Tavandan aşağıya sarkıtılmış olan Sıla'yı gördüğümde bedenimdeki tüm kan çekilmişti sanırım. Etrafımdaki tüm o insanlar keyifle kahkaha atarken ben donup kalmıştım. Ne yapacağımı bilmiyor, kestiremiyordum. Kendimi kaybetmiştim. Nereden geldiğini bilmediğim bir hırsla Ömer'in boğazına sarılmıştım. Kahkahalar kısa sürede kesilmiş herkes bana ve Ömer'in gırtlağını saran ellerime odaklanmıştı. Ömer'in adamları silahlarını çekmiş benide namlularına hedef yapmışlardı. Sıla'ya baktım kısa bir süreliğine. İpler gevşiyordu. Tekrar Ömer'e diktim gözlerimi. On kadar silah bana bakıyordu. Ama bana silah doğrultmaya diğerlerinin yüreği yetmediğinden diğer tüm namlularda Ömer'i ve bana silah tutan ellerin sahiplerini hedef almıştı. Ömer'in ellerimde olan yakasını tüm gücümle salladım ve "İNDİR ONU ORADAN" diye haykırdım. Sesim tüm mekanda yankılanmıştı. Ömer'in titrek sesi" Yapamam, ipler birazdan kopacak ve o kadın yere düştüğünde geberip gidecek" demişti.

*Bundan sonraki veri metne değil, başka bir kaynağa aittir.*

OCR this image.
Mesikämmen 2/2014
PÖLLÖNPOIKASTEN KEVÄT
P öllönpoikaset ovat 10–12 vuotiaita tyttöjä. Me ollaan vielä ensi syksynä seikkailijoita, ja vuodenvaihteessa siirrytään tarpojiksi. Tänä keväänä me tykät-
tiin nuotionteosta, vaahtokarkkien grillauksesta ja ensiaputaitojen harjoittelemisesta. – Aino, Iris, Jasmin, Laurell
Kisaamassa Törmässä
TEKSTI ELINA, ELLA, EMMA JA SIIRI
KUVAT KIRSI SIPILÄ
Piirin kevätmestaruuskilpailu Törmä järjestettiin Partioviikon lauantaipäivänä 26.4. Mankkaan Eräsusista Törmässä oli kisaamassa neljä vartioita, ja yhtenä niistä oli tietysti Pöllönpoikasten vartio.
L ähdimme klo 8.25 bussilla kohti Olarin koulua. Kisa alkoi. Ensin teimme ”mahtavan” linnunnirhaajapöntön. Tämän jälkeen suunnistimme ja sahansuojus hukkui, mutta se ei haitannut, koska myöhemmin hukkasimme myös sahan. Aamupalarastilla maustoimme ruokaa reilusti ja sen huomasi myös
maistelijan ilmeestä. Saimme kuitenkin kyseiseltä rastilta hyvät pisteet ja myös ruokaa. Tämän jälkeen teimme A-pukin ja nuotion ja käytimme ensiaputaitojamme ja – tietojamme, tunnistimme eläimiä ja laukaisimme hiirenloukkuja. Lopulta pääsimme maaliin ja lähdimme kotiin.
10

"Ahhh!" Ömer'i tüm gücümle bir köşeye fırlatıp hızla merdivenleri çıkmaya başladım. Diğerlerine ne olduğu umrumda bile değildi. Şu anda tek ilgilendiğim şey düşmek üzere olan Sıla'ydı. Sıla'nın bulunduğu yere varınca ipe tüm gücümle sarıldım. İpi son anda kavrayabilmiştim. Fakat tutamıyordum. Çok geçmemişti ki ipte koptu zaten. Katın korkuluklarıyla iç içe girmiştim adeta. Ama yinede daha fazla dayanamıyordum. Normalde olsa bu ağırlığı büyük bir rahatlıkla taşıyabilirdim ama vücudumda hissettiğim ve adeta nükseden adrenalin tüm gücümü hiç bilmediğim bir yere yönlendiriyordu. Sıla düştü düşecekti. Daha fazla dayanamadım. İp ellerimin arasından kayıp gitti... Ama tam o anda olamayacak bir şey olmuş ve Sıla kendine gelmişti. Sıla parmaklıkları kalan son gücüyle kavramıştı. Şaşkınlık içerisindeydim. Bu kız yine hiç olmadık bir yerde hiç olmadık bir şeyi başarmış ve olmayanı oldurmuştu. Ölüm onun peşinden ne kadar koşsada o yinede bir şekilde hayata tutunmayı başarmıştı. Tüm bu düşünce silsilesi bir çırpıda aklımda ucusurken Sıla'nın yeşil gözleri beni ana geri getirmişti. Hemen ellerinden tutup yukarıya çektim. Ayaklarını yere bastığında emin olduktan sonra olduğu yere yığılıp kalmıştı. Bende yanına çöktüm. Yüzüne avuçlarımın içine alıp kendine getirebilmek için biraz salladım. Nefes alıyordu ama nabzı düzensizdi ve çok korkmuştu. Avuçlarımın arasındaki yüzünü omzuna yasladım. Kollarım arasındaki yerine çabuk alışmıştı. Başını boyun girintime yerleştirdikten sonra gözlerini kapattı. Sıla'yı kucaklayıp merdivenlerden inmeye başladım. Herkes şaşkın ve meraklıydı. Biz merdivenleri inerken herkes dikkatle bizi izliyordu. Sıla yanımdayken konuşmak istemiyordum. Niye bilmiyorum ama öyleydi işte. Sanırım oda onun yanında onun hayatını pazarlık konusu yapmamdan hoşlanmazdı. Çıkışa doğru ilerledim ama ne Ömer nede diğerleri ne olduğunu öğrenmeden gitmemize izin verecek gibi gözükmüyordu. Ömer arkamdan seslendi;"Niye kurtarıyorsun onu? Onun kim olduğunu bilmiyor musun? Piton'un kızı o! Annenle babanın katil-" Ömer'in daha fazla konuşmasına müsade etmeyerek "Biliyorum" dedim. Sesim sert ve hırslıydı. Sıla'yı rahatsız etmemek için sıktığım dişlerimin arasından olabildiğince sakin konuşmaya çalışıyordum ama Ömer'de duracak gibi gözükmüyordu." E o zaman? Bırakta hak ettiği sonu yaşasın. Öldürelim-"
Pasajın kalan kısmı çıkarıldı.